The kids hovered far too close, their heads in her line of vision and fingers reverently touching the phone. We all waited, unsuccessfully hiding our impatient eagerness.

“Well?” I asked, frustration heavy in my voice.

“Well, what?” Estelle tapped and surfed menu after menu. Her shoulders locked the longer she played.

And I knew.

I just knew it wouldn’t be our ticket to freedom.

Goddammit, why did I let myself get swept away?

I knew this would happen, yet it still hurt like a blood-thirsty butcher.

Scooting down the log, I lay on my back and glowered at the leaves above. My ankle and foot amplified in agony, but it was nothing compared to the deflating hope inside.

Pippa was the one to point out the obvious. “No signal.”

Estelle sighed unhappily. “You’re right. No signal.”

“Perhaps, we need to get higher.” Conner squinted into the bright sky. “There has to be a signal. There are mobile satellites and networks everywhere.”

I let them plot the pros and cons of how likely a signal would just magically appear while I sank deeper into regrets.
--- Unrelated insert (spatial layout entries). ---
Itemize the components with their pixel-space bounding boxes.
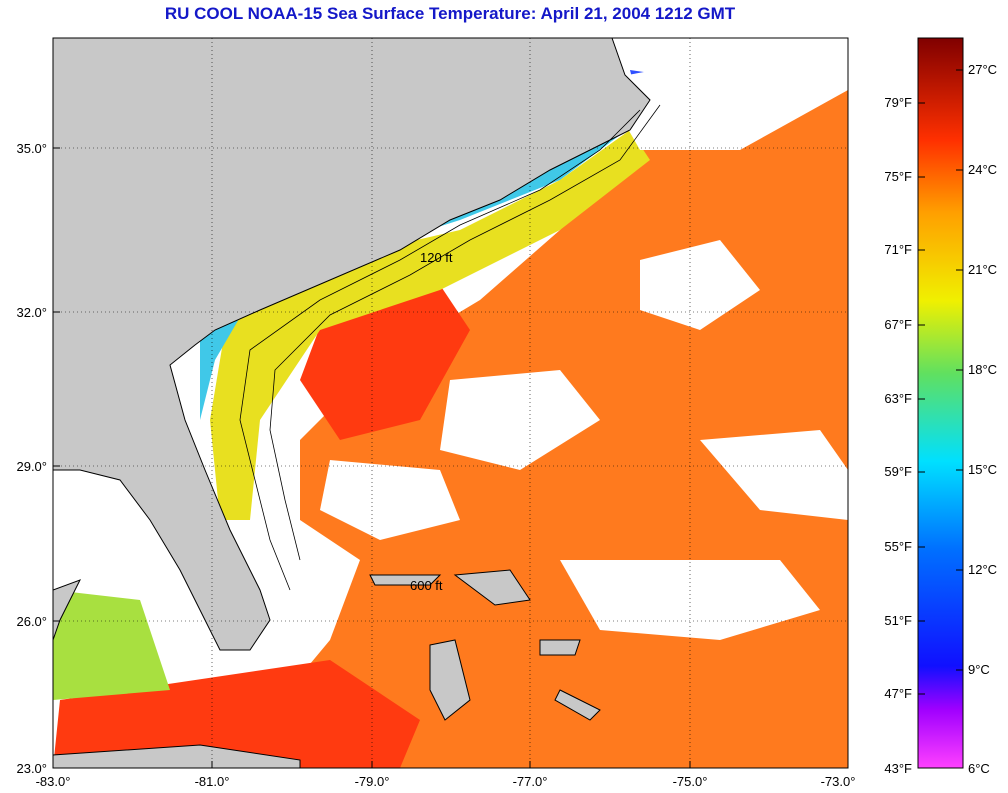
colorbar-c-label: 18°C: [968, 362, 997, 377]
colorbar-f-label: 55°F: [884, 539, 912, 554]
gulf-coast-land: [53, 579, 82, 641]
lon-tick-label: -81.0°: [195, 774, 230, 789]
cloud-cover: [700, 430, 848, 520]
colorbar-c-label: 15°C: [968, 462, 997, 477]
colorbar-f-label: 47°F: [884, 686, 912, 701]
lon-tick-label: -75.0°: [673, 774, 708, 789]
depth-contour-600ft: [269, 104, 661, 561]
us-southeast-land: [53, 38, 651, 651]
colorbar-f-label: 79°F: [884, 95, 912, 110]
sst-shelf-cool: [210, 130, 650, 520]
colorbar-c-label: 27°C: [968, 62, 997, 77]
sst-gulf-cool: [53, 590, 170, 700]
bahamas-andros: [429, 639, 471, 721]
colorbar-f-label: 51°F: [884, 613, 912, 628]
cloud-cover: [440, 370, 600, 470]
lat-tick-label: 26.0°: [16, 614, 47, 629]
lon-tick-label: -77.0°: [513, 774, 548, 789]
colorbar-c-label: 9°C: [968, 662, 990, 677]
bahamas-grand: [369, 574, 442, 586]
colorbar-c-label: 12°C: [968, 562, 997, 577]
colorbar-f-label: 75°F: [884, 169, 912, 184]
bahamas-abaco: [453, 569, 531, 606]
bahamas-eleuthera: [539, 639, 581, 656]
colorbar-f-label: 43°F: [884, 761, 912, 776]
depth-contour-120ft: [239, 109, 641, 591]
cloud-cover: [640, 240, 760, 330]
cloud-cover: [560, 560, 820, 640]
colorbar-f-label: 67°F: [884, 317, 912, 332]
lat-tick-label: 29.0°: [16, 459, 47, 474]
lon-tick-label: -79.0°: [355, 774, 390, 789]
cloud-cover: [320, 460, 460, 540]
map-title: RU COOL NOAA-15 Sea Surface Temperature:…: [164, 4, 736, 23]
lat-tick-label: 35.0°: [16, 141, 47, 156]
colorbar-f-label: 59°F: [884, 464, 912, 479]
bahamas-exuma: [554, 689, 601, 721]
axis-ticks: [52, 147, 849, 769]
cloud-cover: [600, 40, 848, 150]
sst-hot-region-south: [53, 660, 420, 768]
colorbar-c-label: 21°C: [968, 262, 997, 277]
contour-label-120ft: 120 ft: [420, 250, 453, 265]
colorbar-ticks: [918, 69, 963, 769]
lon-tick-label: -73.0°: [821, 774, 856, 789]
lon-tick-label: -83.0°: [36, 774, 71, 789]
colorbar-f-label: 71°F: [884, 242, 912, 257]
cuba-land: [53, 744, 301, 768]
colorbar-c-label: 24°C: [968, 162, 997, 177]
colorbar: [917, 37, 964, 769]
colorbar-f-label: 63°F: [884, 391, 912, 406]
lat-tick-label: 32.0°: [16, 305, 47, 320]
lat-tick-label: 23.0°: [16, 761, 47, 776]
colorbar-c-label: 6°C: [968, 761, 990, 776]
grid: [53, 38, 848, 768]
map-border: [52, 37, 849, 769]
contour-label-600ft: 600 ft: [410, 578, 443, 593]
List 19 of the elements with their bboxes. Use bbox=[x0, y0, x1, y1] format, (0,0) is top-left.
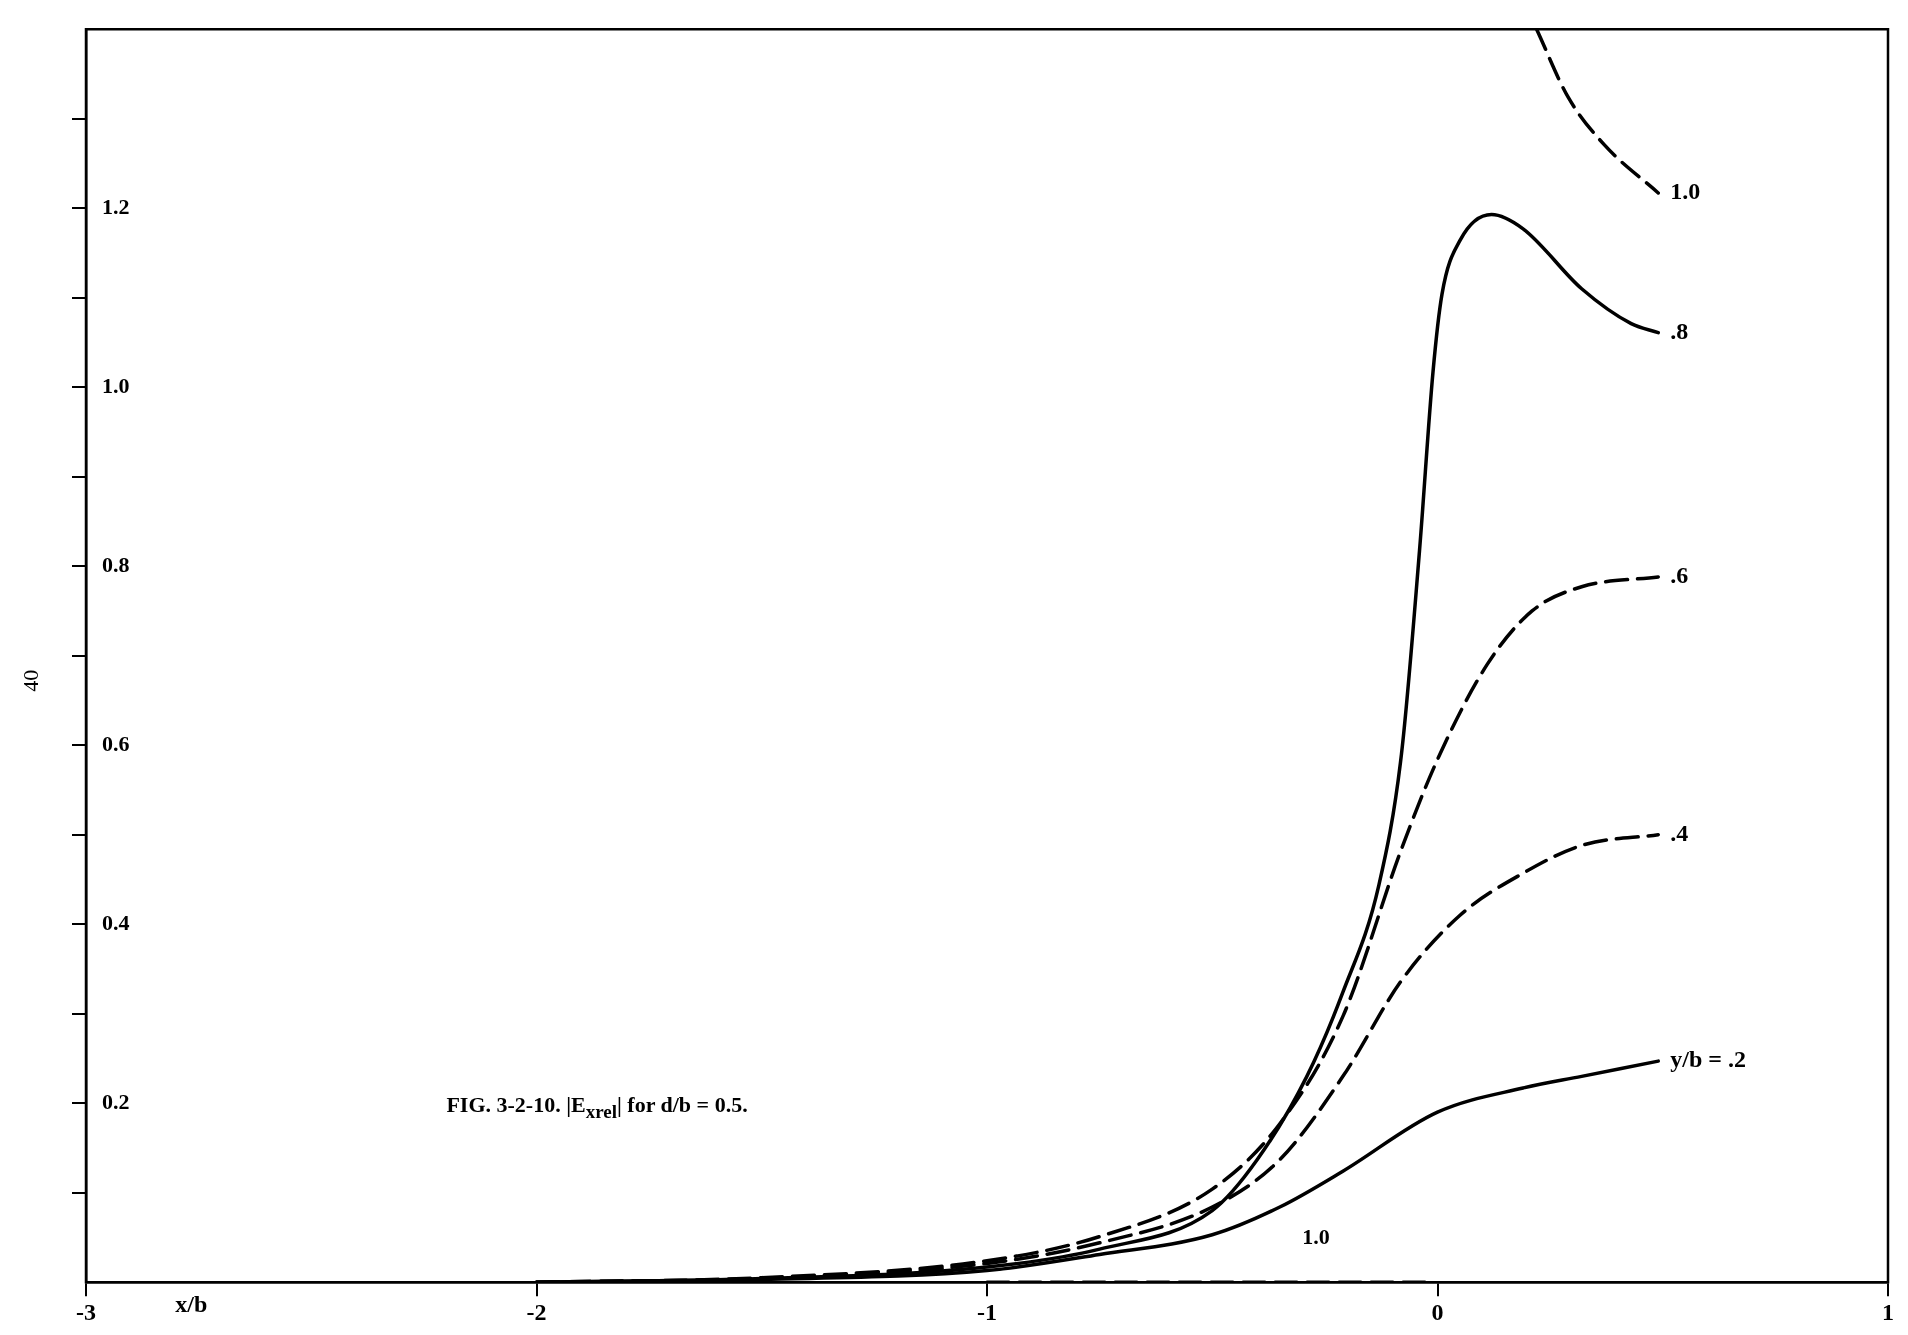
series-label: .8 bbox=[1670, 317, 1689, 344]
y-tick-label: 1.0 bbox=[102, 372, 130, 398]
y-tick-label: 0.8 bbox=[102, 551, 130, 577]
series-label: 1.0 bbox=[1670, 178, 1701, 205]
x-tick-label: 0 bbox=[1431, 1298, 1444, 1325]
x-tick-label: -1 bbox=[977, 1298, 997, 1325]
series-label: .4 bbox=[1670, 819, 1689, 846]
x-tick-label: 1 bbox=[1882, 1298, 1894, 1325]
series-label: .6 bbox=[1670, 562, 1689, 589]
y-tick-label: 0.2 bbox=[102, 1088, 130, 1114]
y-tick-label: 1.2 bbox=[102, 193, 130, 219]
x-axis-title: x/b bbox=[175, 1291, 208, 1318]
x-tick-label: -3 bbox=[76, 1298, 96, 1325]
text: 40 bbox=[17, 669, 43, 692]
x-tick-label: -2 bbox=[526, 1298, 547, 1325]
y-tick-label: 0.4 bbox=[102, 909, 130, 935]
y-tick-label: 0.6 bbox=[102, 730, 130, 756]
series-label: y/b = .2 bbox=[1670, 1046, 1746, 1073]
annotation: 1.0 bbox=[1302, 1224, 1330, 1250]
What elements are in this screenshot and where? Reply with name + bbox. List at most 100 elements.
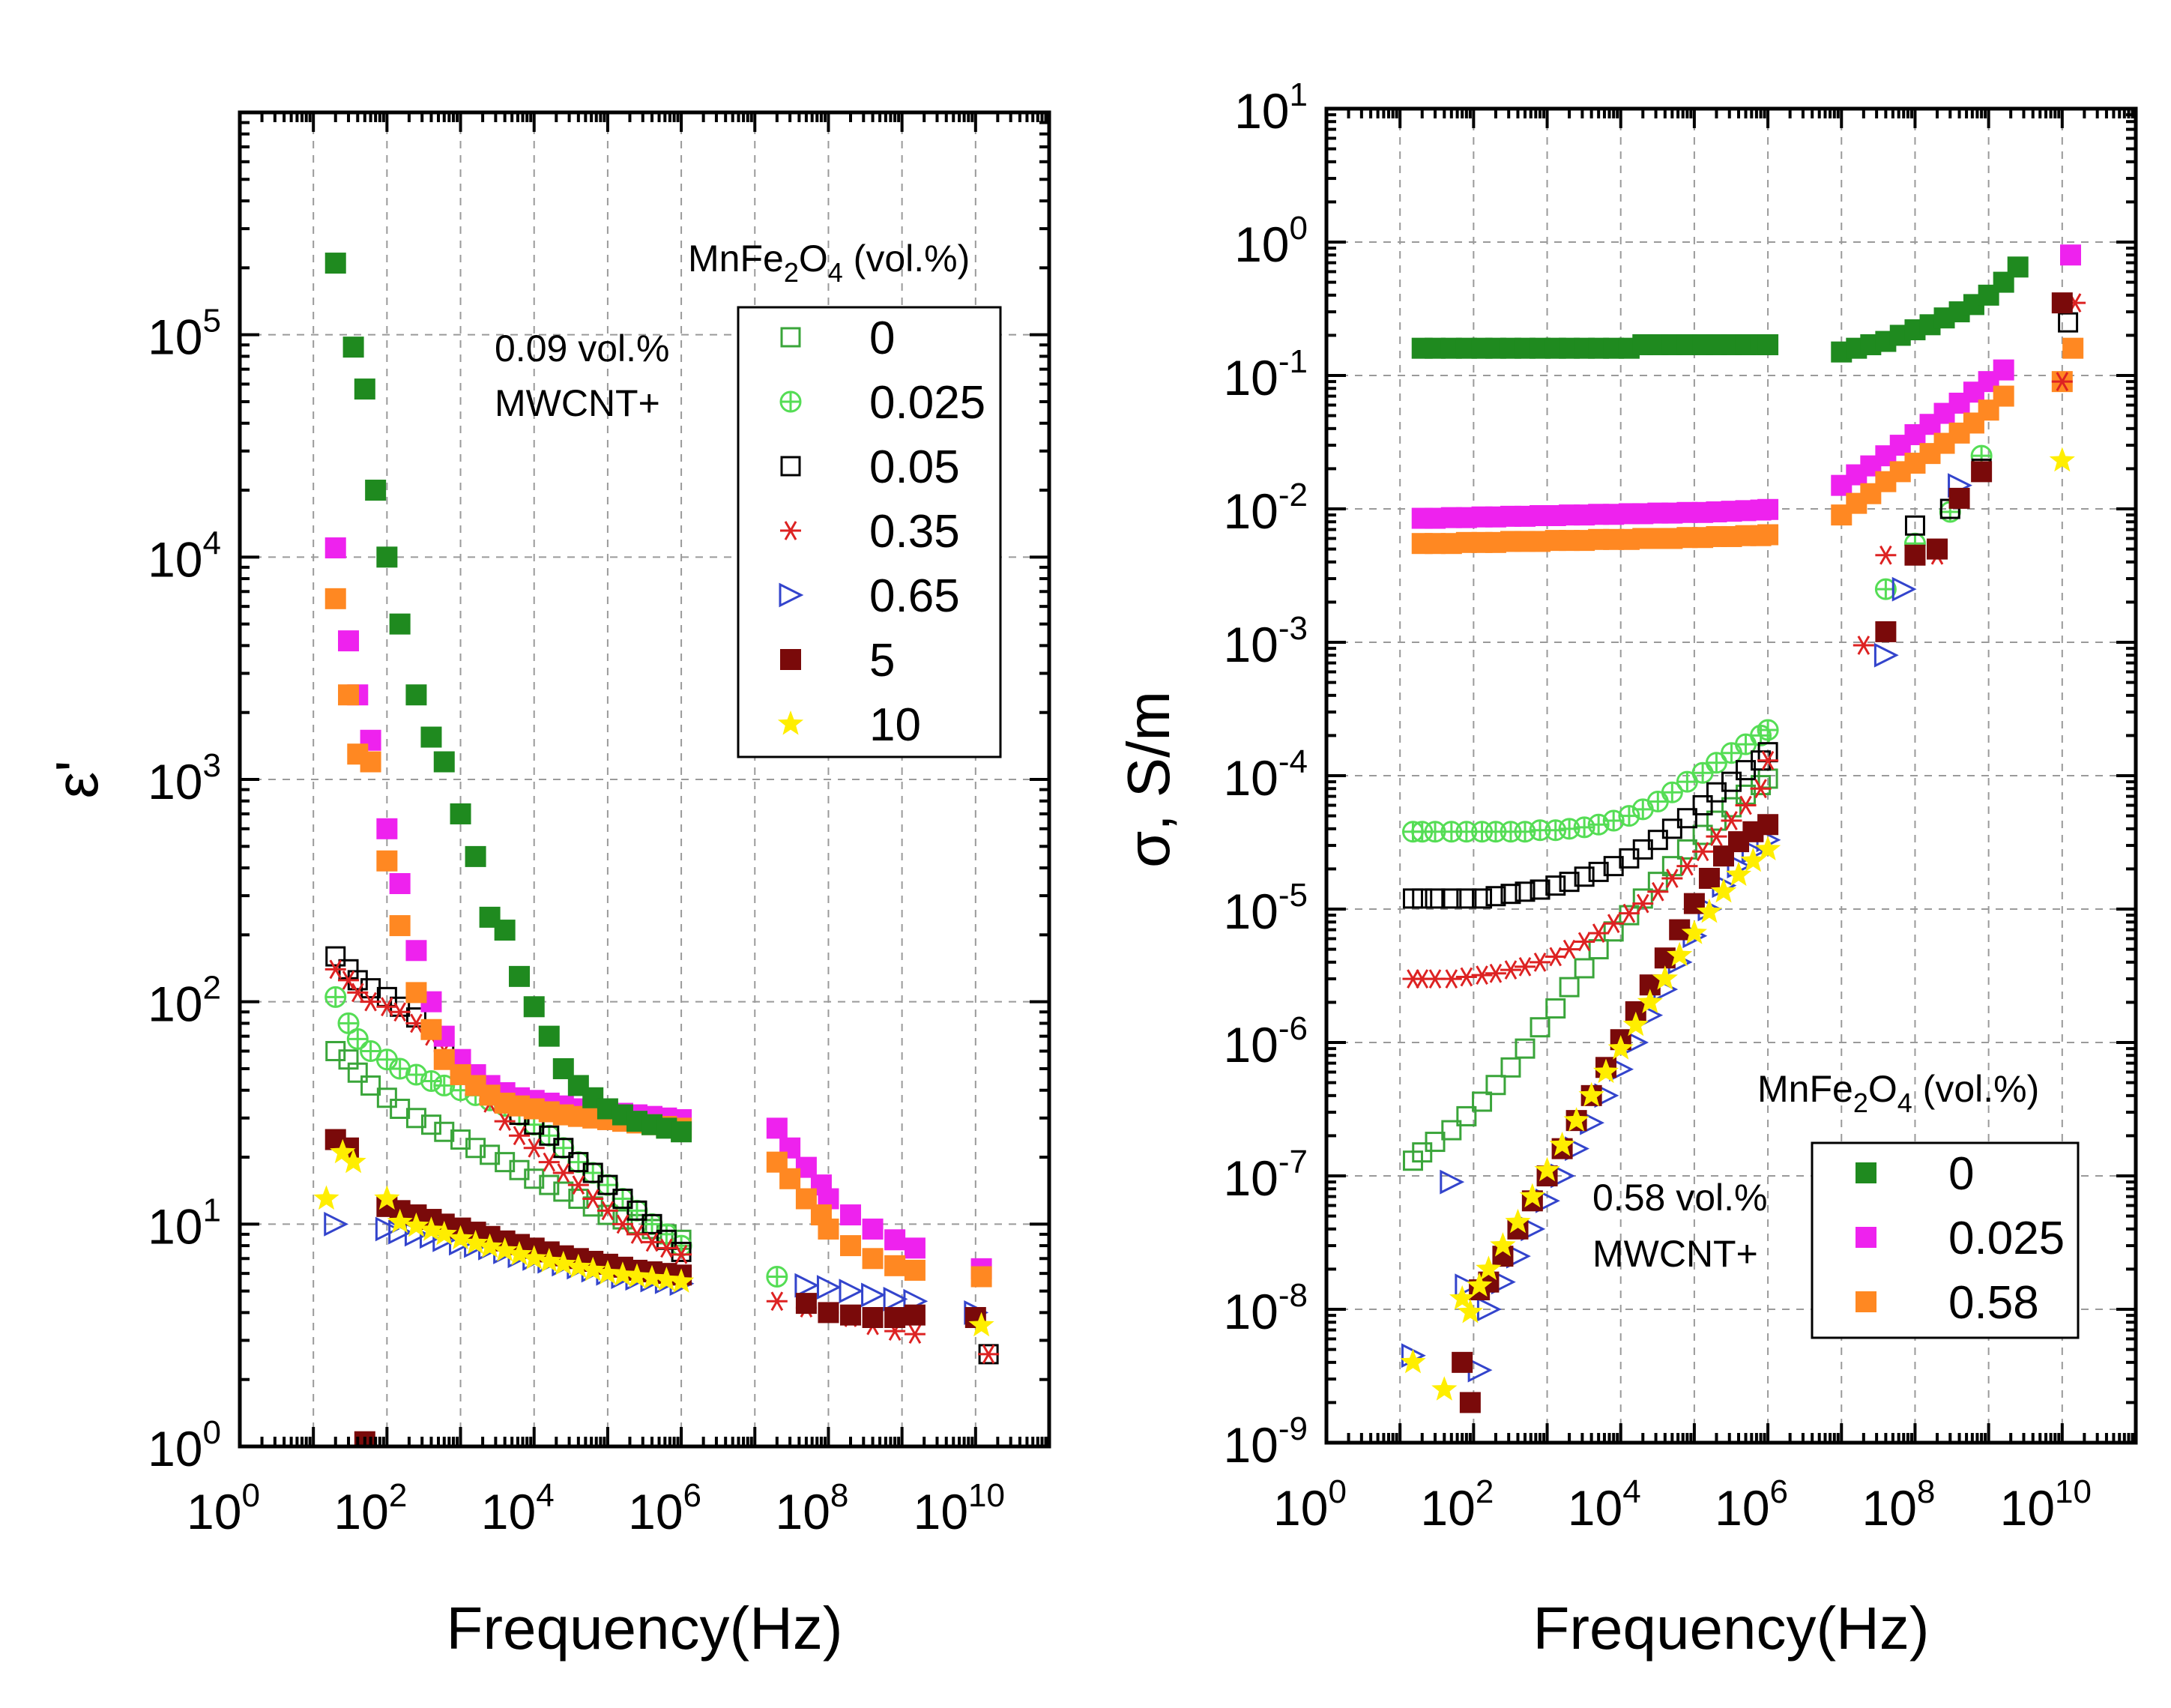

I wasn’t helping myself by wallowing, but I couldn’t stop wishing I’d been a better person, nicer, more appreciative before crash landing on this godforsaken place.

A burst of energy hurled me upright. “Screw this.” I wasn’t going to sit there and waste any more of my life. I might not able to fix what’d happened, but I could grant a better night’s sleep tonight by erecting some sort of shelter.

It took every reserve I had to brace myself against the sand and use the fulcrum of my crutch to stand upright. I barely made it to the edge of the forest before Estelle dumped her phone onto the beach and rushed toward me.